Steven Horwitz
In last week's Washington Post, Robert Samuelson reported on the results of the Pew Mobility Project, looking at the income and wealth mobility of Americans over the last several decades. Although not all the news is good, most of it is. A couple of highlights:
● Most Americans (84 percent) exceed their parents’ income at a similar stage. Income gains were sizable across the economic spectrum. For the richest fifth, median income grew 126 percent from the late 1960s to the early 2000s, from $49,075 to $111,115. Among the poorest fifth, the median rose 74 percent, from $11,064 to $19,202. (All figures are in inflation-adjusted 2008 dollars.)
● Among sons, 59 percent had higher inflation-adjusted wages and salaries than their fathers. For the poorest fifth, 85 percent exceeded their fathers’ earnings. Higher family incomes also reflect more women with paid jobs. (From 1970 to 2000, the labor force participation rate of women 16 and over went from 43 percent to 60 percent.) Men’s earnings represent 61 percent of family income, down from 75 percent in the late 1960s.
● Along with higher incomes, there was much movement across class lines. Fully 60 percent of children born to the richest fifth of Americans in the late 1960s fell out of that category — 23 percent to the second-richest fifth and the rest scattered; 8 percent landed in the poorest fifth. As for upward mobility, about 57 percent of children born to the poorest fifth of Americans in the late 1960s moved up — 27 percent into the second-poorest fifth and 4 percent into the richest fifth.
Bottom line? Whatever is true of the comparative statics of quintiles, there remains significant inter-generational mobility and starting off poor does not prevent you from getting out of poverty. Even if you remained in one of the lower quintiles, your absolute standard of living improved. This is not the vision of an America being pulled apart by rigid economic classes.
And it makes me ask my favorite question of all: WHAT "Great Stagnation?"
Although I am skeptical of the "Great Stagnation" hypothesis, I am not sure the above data does anything to refute it. If true, the "Great Stagnation" began roughly when the above data began (early 1970s). Shouldn't we compare the growth rates of wages/income in the previous time period, say 1950-1970, against the above numbers to see if wages/incomes have stagnated?

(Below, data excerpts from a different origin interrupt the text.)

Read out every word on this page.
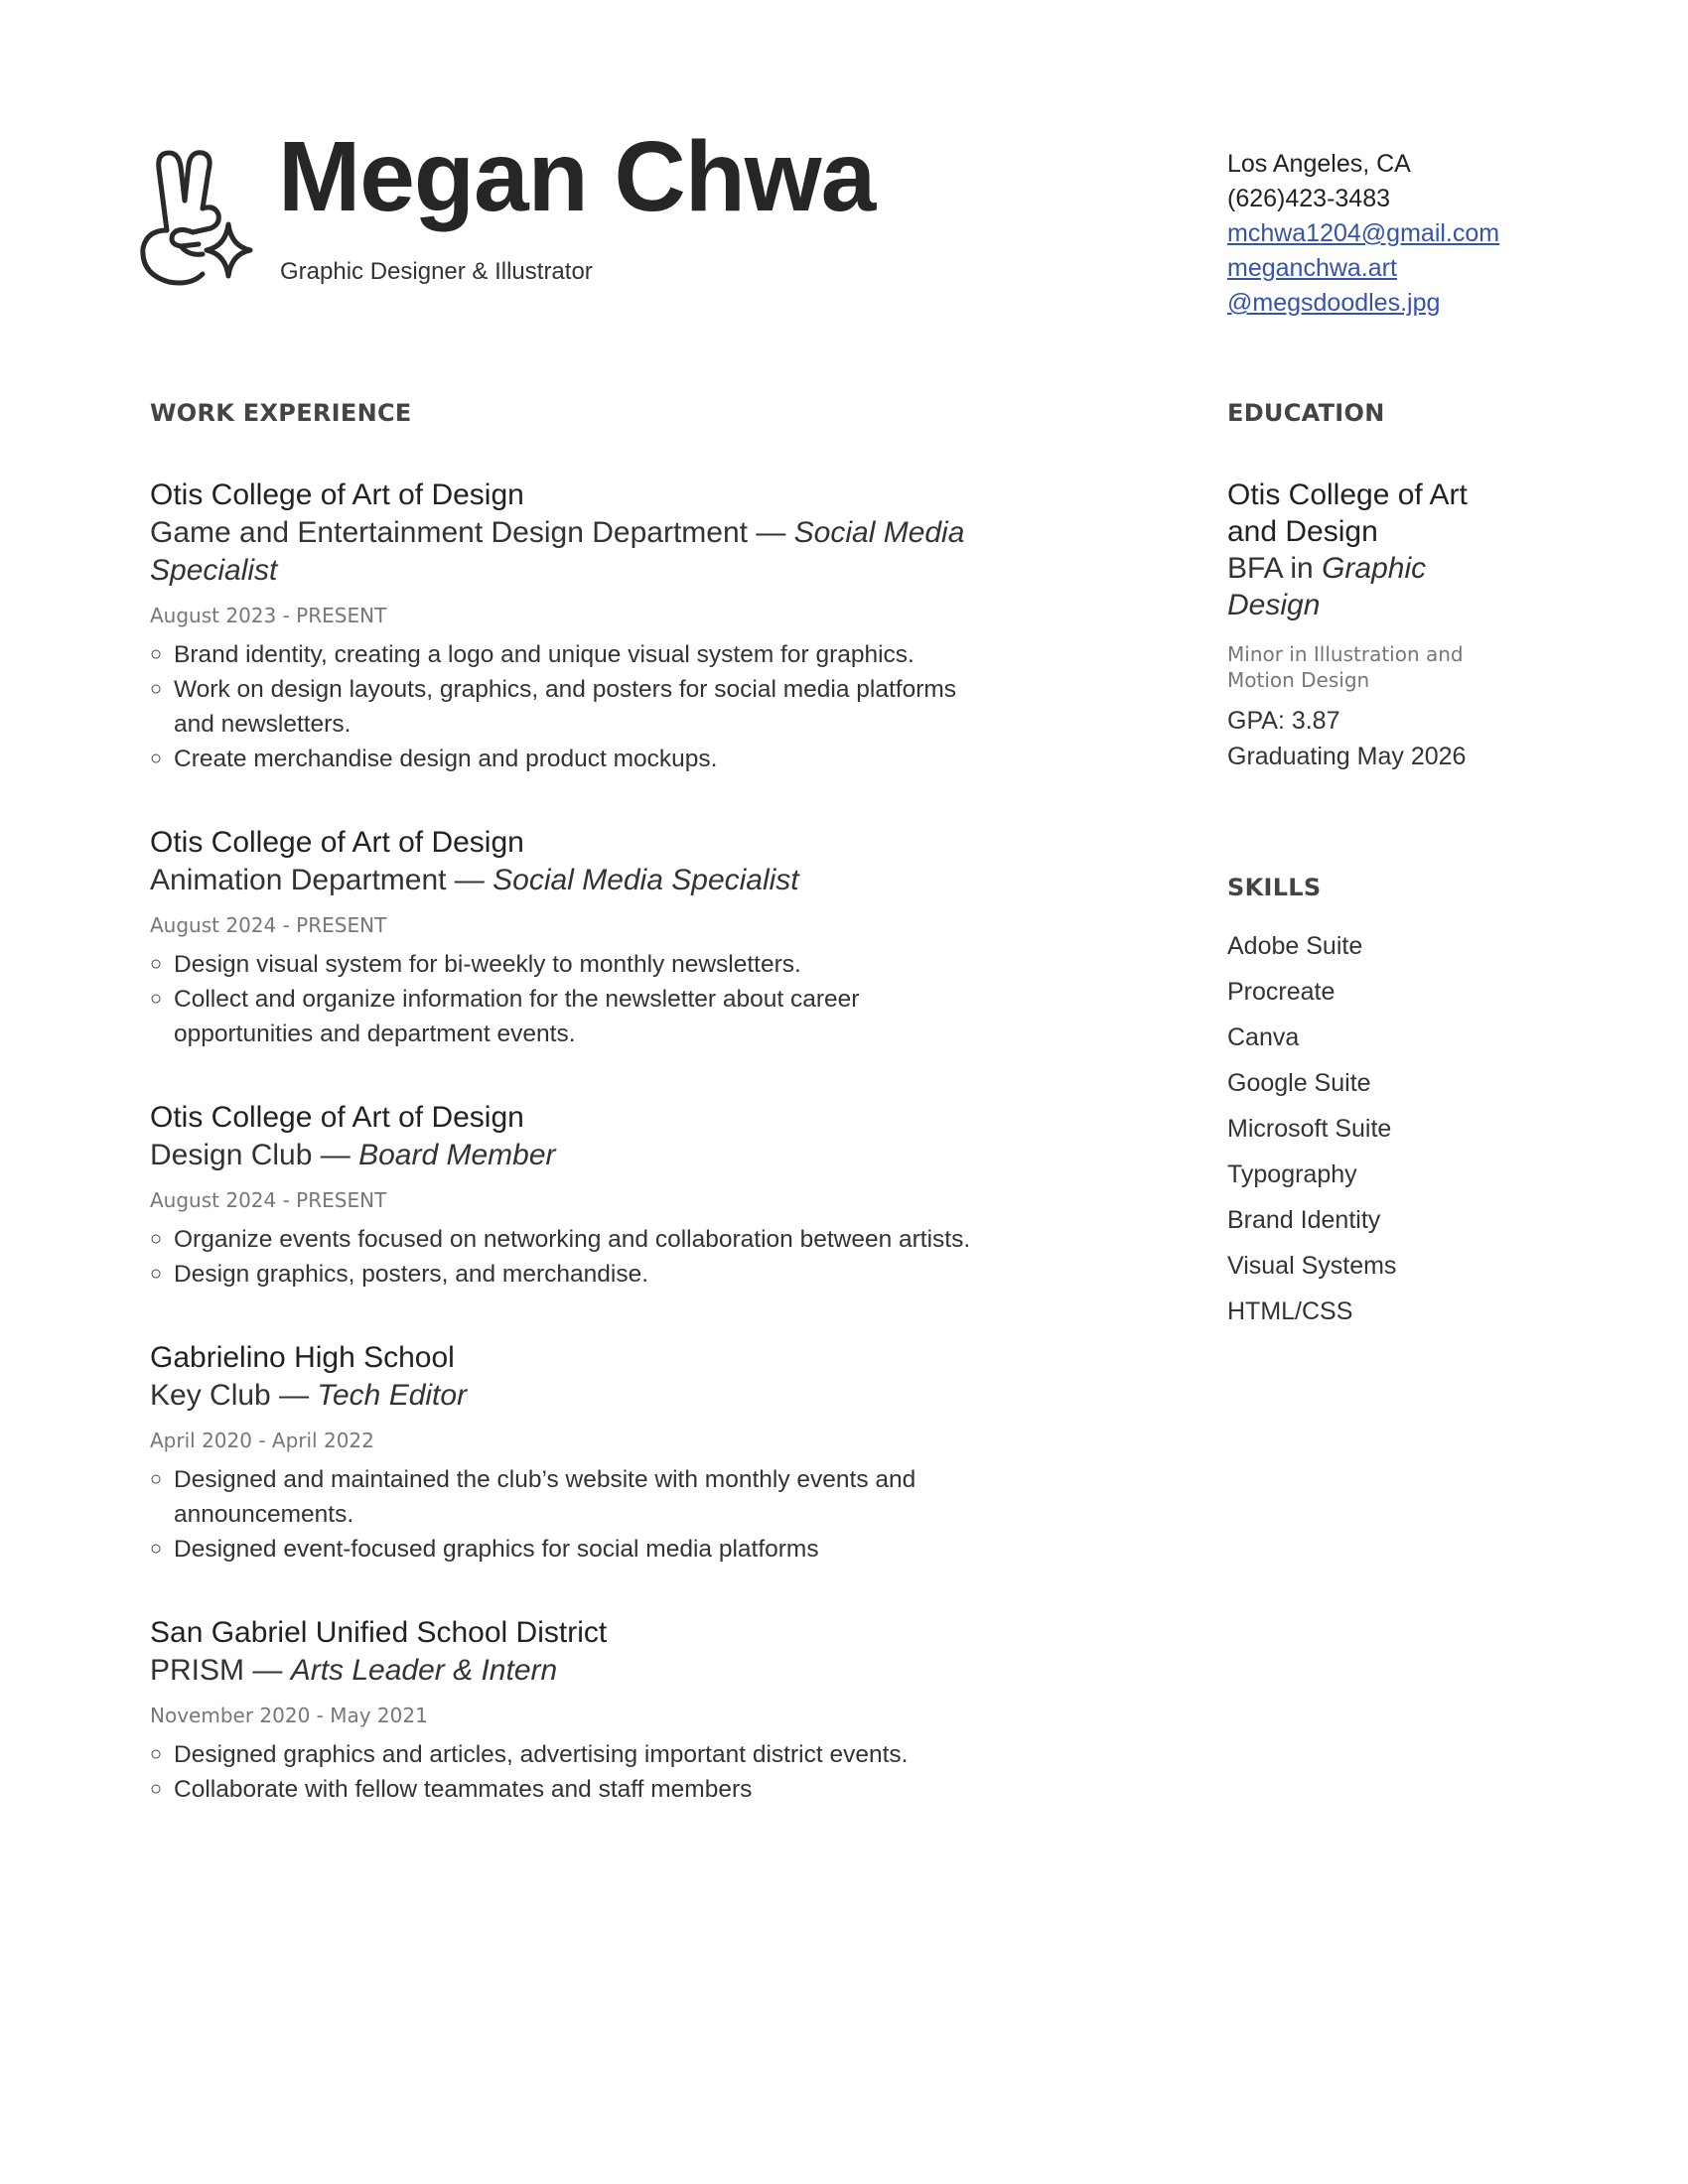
Megan Chwa
Graphic Designer & Illustrator
Los Angeles, CA
(626)423-3483
mchwa1204@gmail.com
meganchwa.art
@megsdoodles.jpg
WORK EXPERIENCE
Otis College of Art of Design
Game and Entertainment Design Department — Social Media Specialist
August 2023 - PRESENT
○ Brand identity, creating a logo and unique visual system for graphics.
○ Work on design layouts, graphics, and posters for social media platforms and newsletters.
○ Create merchandise design and product mockups.
Otis College of Art of Design
Animation Department — Social Media Specialist
August 2024 - PRESENT
○ Design visual system for bi-weekly to monthly newsletters.
○ Collect and organize information for the newsletter about career opportunities and department events.
Otis College of Art of Design
Design Club — Board Member
August 2024 - PRESENT
○ Organize events focused on networking and collaboration between artists.
○ Design graphics, posters, and merchandise.
Gabrielino High School
Key Club — Tech Editor
April 2020 - April 2022
○ Designed and maintained the club’s website with monthly events and announcements.
○ Designed event-focused graphics for social media platforms
San Gabriel Unified School District
PRISM — Arts Leader & Intern
November 2020 - May 2021
○ Designed graphics and articles, advertising important district events.
○ Collaborate with fellow teammates and staff members
EDUCATION
Otis College of Art and Design
BFA in Graphic Design
Minor in Illustration and Motion Design
GPA: 3.87
Graduating May 2026
SKILLS
Adobe Suite
Procreate
Canva
Google Suite
Microsoft Suite
Typography
Brand Identity
Visual Systems
HTML/CSS
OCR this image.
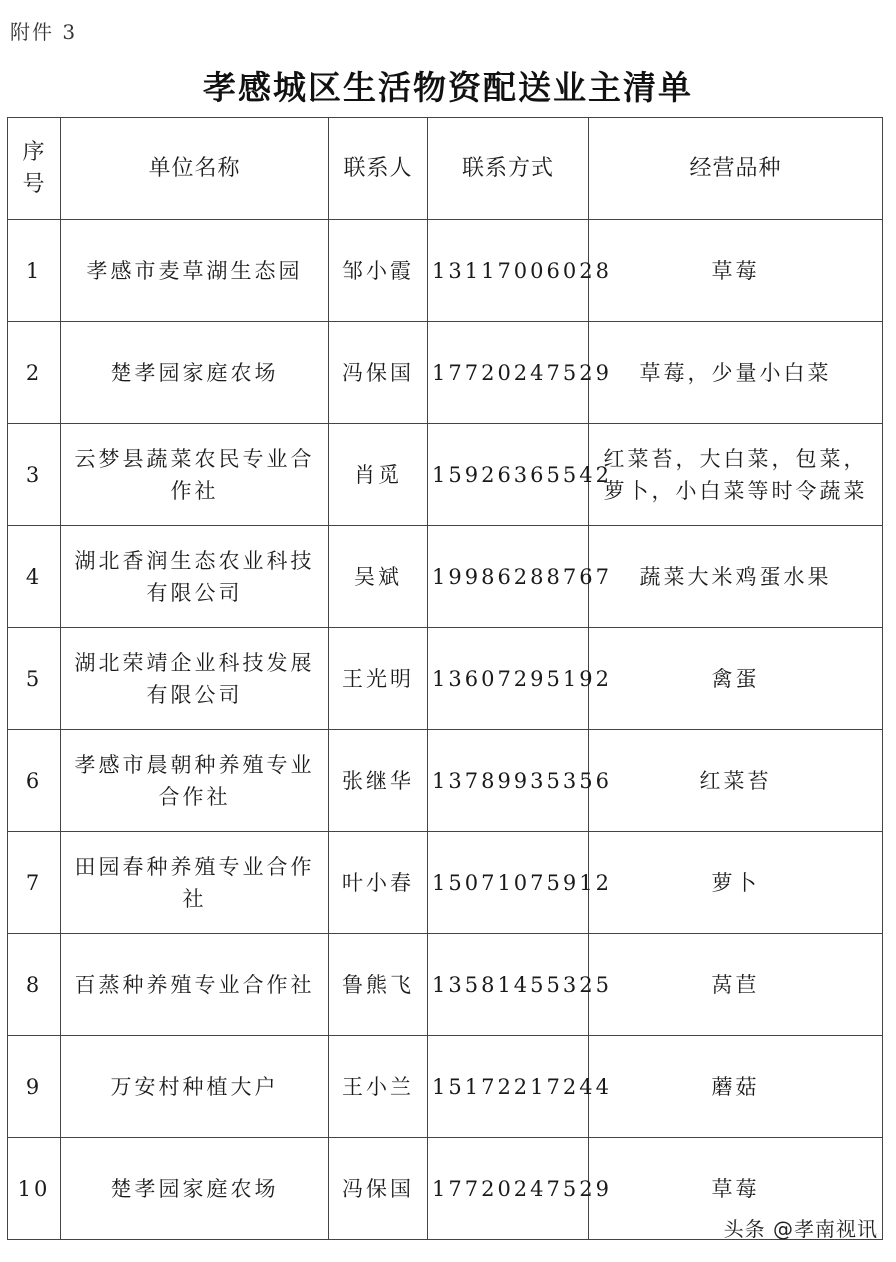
附件 3
孝感城区生活物资配送业主清单
序号	单位名称	联系人	联系方式	经营品种
1	孝感市麦草湖生态园	邹小霞	13117006028	草莓
2	楚孝园家庭农场	冯保国	17720247529	草莓，少量小白菜
3	云梦县蔬菜农民专业合作社	肖觅	15926365542	红菜苔，大白菜，包菜，萝卜，小白菜等时令蔬菜
4	湖北香润生态农业科技有限公司	吴斌	19986288767	蔬菜大米鸡蛋水果
5	湖北荣靖企业科技发展有限公司	王光明	13607295192	禽蛋
6	孝感市晨朝种养殖专业合作社	张继华	13789935356	红菜苔
7	田园春种养殖专业合作社	叶小春	15071075912	萝卜
8	百蒸种养殖专业合作社	鲁熊飞	13581455325	莴苣
9	万安村种植大户	王小兰	15172217244	蘑菇
10	楚孝园家庭农场	冯保国	17720247529	草莓
头条 @孝南视讯
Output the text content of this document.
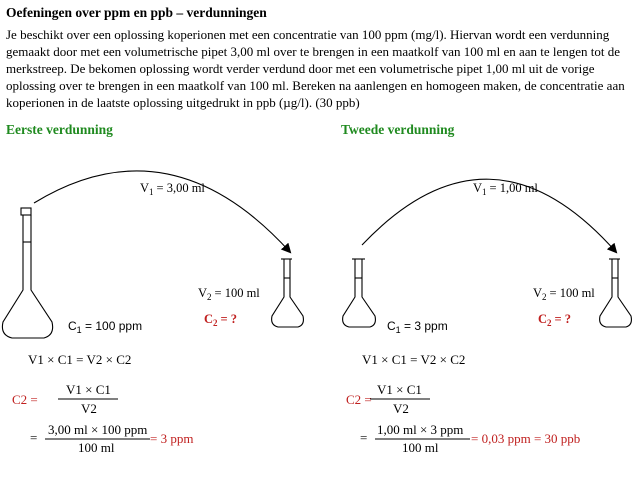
Oefeningen over ppm en ppb – verdunningen
Je beschikt over een oplossing koperionen met een concentratie van 100 ppm (mg/l). Hiervan wordt een verdunning gemaakt door met een volumetrische pipet 3,00 ml over te brengen in een maatkolf van 100 ml en aan te lengen tot de merkstreep. De bekomen oplossing wordt verder verdund door met een volumetrische pipet 1,00 ml uit de vorige oplossing over te brengen in een maatkolf van 100 ml. Bereken na aanlengen en homogeen maken, de concentratie aan koperionen in de laatste oplossing uitgedrukt in ppb (µg/l). (30 ppb)
Eerste verdunning	Tweede verdunning
$V_1 = 3,00$ ml
$V_2 = 100$ ml
$C_1 = 100$ ppm	$C_2$ = ?
V1 × C1 = V2 × C2
C2 =
V1 × C1
V2
=
3,00 ml × 100 ppm
100 ml
= 3 ppm
$V_1 = 1,00$ ml
$V_2 = 100$ ml
$C_1 = 3$ ppm	$C_2$ = ?
V1 × C1 = V2 × C2
C2 =
V1 × C1
V2
=
1,00 ml × 3 ppm
100 ml
= 0,03 ppm = 30 ppb
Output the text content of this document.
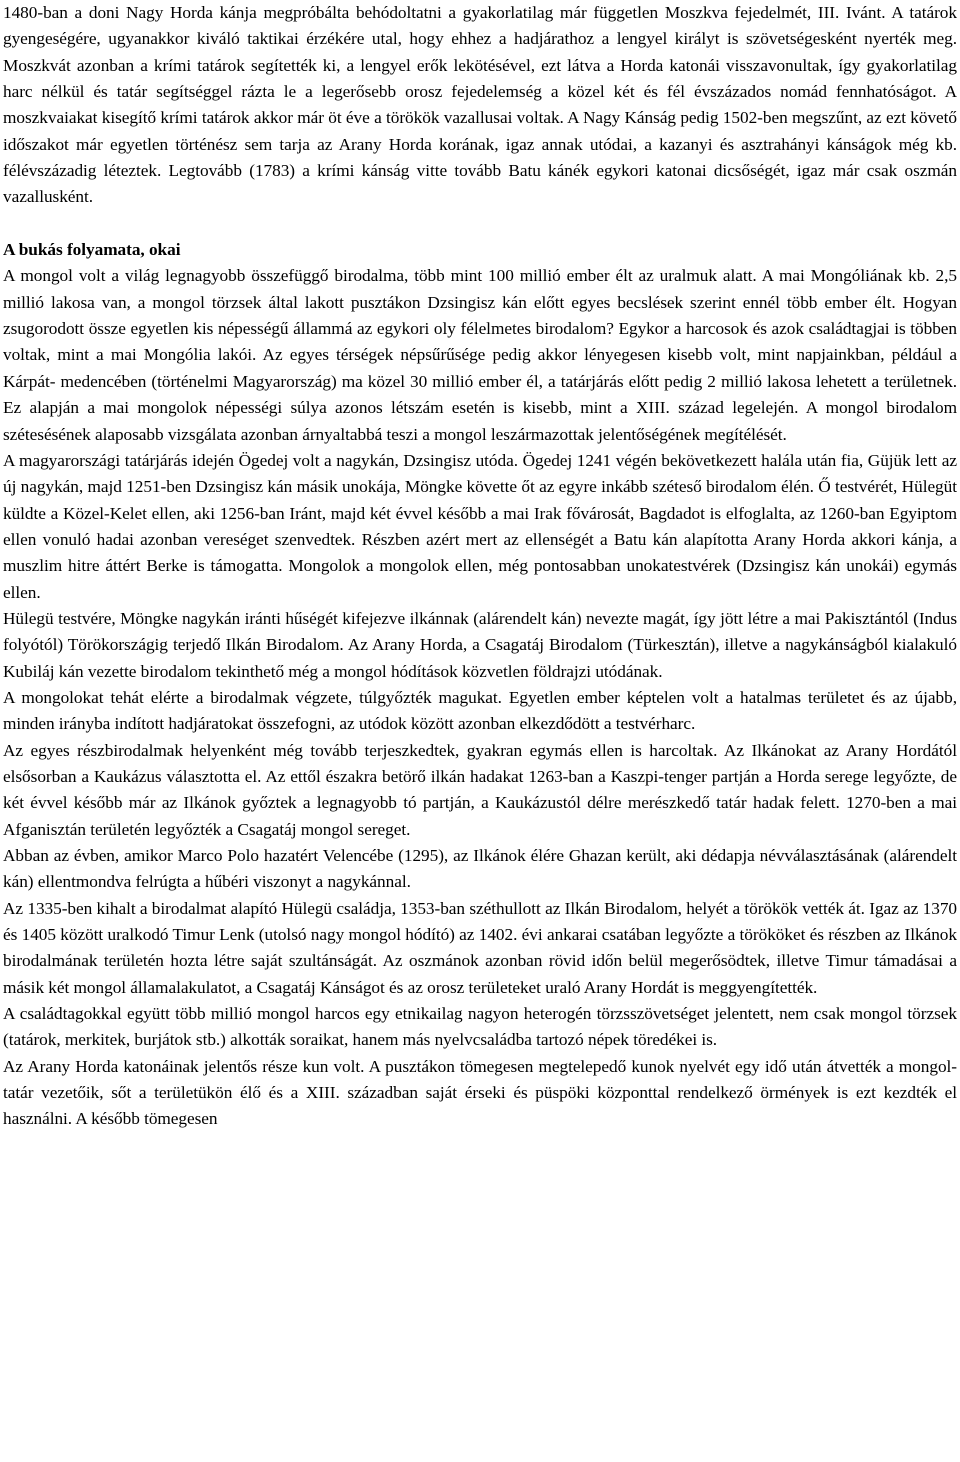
1480-ban a doni Nagy Horda kánja megpróbálta behódoltatni a gyakorlatilag már független Moszkva fejedelmét, III. Ivánt. A tatárok gyengeségére, ugyanakkor kiváló taktikai érzékére utal, hogy ehhez a hadjárathoz a lengyel királyt is szövetségesként nyerték meg. Moszkvát azonban a krími tatárok segítették ki, a lengyel erők lekötésével, ezt látva a Horda katonái visszavonultak, így gyakorlatilag harc nélkül és tatár segítséggel rázta le a legerősebb orosz fejedelemség a közel két és fél évszázados nomád fennhatóságot. A moszkvaiakat kisegítő krími tatárok akkor már öt éve a törökök vazallusai voltak. A Nagy Kánság pedig 1502-ben megszűnt, az ezt követő időszakot már egyetlen történész sem tarja az Arany Horda korának, igaz annak utódai, a kazanyi és asztrahányi kánságok még kb. félévszázadig léteztek. Legtovább (1783) a krími kánság vitte tovább Batu kánék egykori katonai dicsőségét, igaz már csak oszmán vazallusként.

A bukás folyamata, okai

A mongol volt a világ legnagyobb összefüggő birodalma, több mint 100 millió ember élt az uralmuk alatt. A mai Mongóliának kb. 2,5 millió lakosa van, a mongol törzsek által lakott pusztákon Dzsingisz kán előtt egyes becslések szerint ennél több ember élt. Hogyan zsugorodott össze egyetlen kis népességű állammá az egykori oly félelmetes birodalom? Egykor a harcosok és azok családtagjai is többen voltak, mint a mai Mongólia lakói. Az egyes térségek népsűrűsége pedig akkor lényegesen kisebb volt, mint napjainkban, például a Kárpát- medencében (történelmi Magyarország) ma közel 30 millió ember él, a tatárjárás előtt pedig 2 millió lakosa lehetett a területnek. Ez alapján a mai mongolok népességi súlya azonos létszám esetén is kisebb, mint a XIII. század legelején. A mongol birodalom szétesésének alaposabb vizsgálata azonban árnyaltabbá teszi a mongol leszármazottak jelentőségének megítélését.

A magyarországi tatárjárás idején Ögedej volt a nagykán, Dzsingisz utóda. Ögedej 1241 végén bekövetkezett halála után fia, Güjük lett az új nagykán, majd 1251-ben Dzsingisz kán másik unokája, Möngke követte őt az egyre inkább széteső birodalom élén. Ő testvérét, Hülegüt küldte a Közel-Kelet ellen, aki 1256-ban Iránt, majd két évvel később a mai Irak fővárosát, Bagdadot is elfoglalta, az 1260-ban Egyiptom ellen vonuló hadai azonban vereséget szenvedtek. Részben azért mert az ellenségét a Batu kán alapította Arany Horda akkori kánja, a muszlim hitre áttért Berke is támogatta. Mongolok a mongolok ellen, még pontosabban unokatestvérek (Dzsingisz kán unokái) egymás ellen.

Hülegü testvére, Möngke nagykán iránti hűségét kifejezve ilkánnak (alárendelt kán) nevezte magát, így jött létre a mai Pakisztántól (Indus folyótól) Törökországig terjedő Ilkán Birodalom. Az Arany Horda, a Csagatáj Birodalom (Türkesztán), illetve a nagykánságból kialakuló Kubiláj kán vezette birodalom tekinthető még a mongol hódítások közvetlen földrajzi utódának.

A mongolokat tehát elérte a birodalmak végzete, túlgyőzték magukat. Egyetlen ember képtelen volt a hatalmas területet és az újabb, minden irányba indított hadjáratokat összefogni, az utódok között azonban elkezdődött a testvérharc.

Az egyes részbirodalmak helyenként még tovább terjeszkedtek, gyakran egymás ellen is harcoltak. Az Ilkánokat az Arany Hordától elsősorban a Kaukázus választotta el. Az ettől északra betörő ilkán hadakat 1263-ban a Kaszpi-tenger partján a Horda serege legyőzte, de két évvel később már az Ilkánok győztek a legnagyobb tó partján, a Kaukázustól délre merészkedő tatár hadak felett. 1270-ben a mai Afganisztán területén legyőzték a Csagatáj mongol sereget.

Abban az évben, amikor Marco Polo hazatért Velencébe (1295), az Ilkánok élére Ghazan került, aki dédapja névválasztásának (alárendelt kán) ellentmondva felrúgta a hűbéri viszonyt a nagykánnal.

Az 1335-ben kihalt a birodalmat alapító Hülegü családja, 1353-ban széthullott az Ilkán Birodalom, helyét a törökök vették át. Igaz az 1370 és 1405 között uralkodó Timur Lenk (utolsó nagy mongol hódító) az 1402. évi ankarai csatában legyőzte a törököket és részben az Ilkánok birodalmának területén hozta létre saját szultánságát. Az oszmánok azonban rövid időn belül megerősödtek, illetve Timur támadásai a másik két mongol államalakulatot, a Csagatáj Kánságot és az orosz területeket uraló Arany Hordát is meggyengítették.

A családtagokkal együtt több millió mongol harcos egy etnikailag nagyon heterogén törzsszövetséget jelentett, nem csak mongol törzsek (tatárok, merkitek, burjátok stb.) alkották soraikat, hanem más nyelvcsaládba tartozó népek töredékei is.

Az Arany Horda katonáinak jelentős része kun volt. A pusztákon tömegesen megtelepedő kunok nyelvét egy idő után átvették a mongol-tatár vezetőik, sőt a területükön élő és a XIII. században saját érseki és püspöki központtal rendelkező örmények is ezt kezdték el használni. A később tömegesen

Posted by: Bob Subrick | July 25, 2012 at 11:02 AM
To be fair to the TGS story, the relevant approach would be to compare these metrics to their equivalents in the prior period of the same length.
Posted by: Adamgurri | July 25, 2012 at 11:03 AM
Was debt subtracted from income?
And in regards to the Great Stagnation hypothesis:
http://zatavu.blogspot.com/2011/09/future-is-complexity.html
Posted by: Troy Camplin | July 25, 2012 at 01:32 PM
Why such a seemingly huge discrepancy with people like Stiglitz, who I think is using median income data to argue there is been total stagnation?
Posted by: AC | July 25, 2012 at 10:48 PM
http://en.wikipedia.org/wiki/Electric_Dreams_%28TV_series%29 is a a BBC television documentary that places a family of two parents and four children in their home with only the amenities available during each of the previous three decades (1970s, 1980s and 1990s) and recording their responses to the changing pace of technological change.
The programmes will reveal the huge transformation that technological change has wrought on British family life over the past 40 years. The children have to swap Facebook for black-and-white telly and vinyl records.
goodbye to their three games consoles, three DVD players, five mobile phones, six televisions and seven computers, not to mention their dishwasher, two washing machines and tumble dryer
Filming occurred over the winter of 2009, which was particularly cold and snowy for England, a fact which figured into the story when the family had to endure cold nights early in the project when the lack of central heating was simulated for the 70s episode.
Posted by: Jim Rose | July 26, 2012 at 04:40 AM
http://en.wikipedia.org/wiki/Electric_Dreams_%28TV_series%29 is a a BBC television documentary that places a family of two parents and four children in their home with only the amenities available during each of the previous three decades (1970s, 1980s and 1990s) and recording their responses to the changing pace of technological change.
The programmes will reveal the huge transformation that technological change has wrought on British family life over the past 40 years. The children have to swap Facebook for black-and-white telly and vinyl records.
goodbye to their three games consoles, three DVD players, five mobile phones, six televisions and seven computers, not to mention their dishwasher, two washing machines and tumble dryer
Filming occurred over the winter of 2009, which was particularly cold and snowy for England, a fact which figured into the story when the family had to endure cold nights early in the project when the lack of central heating was simulated for the 70s episode.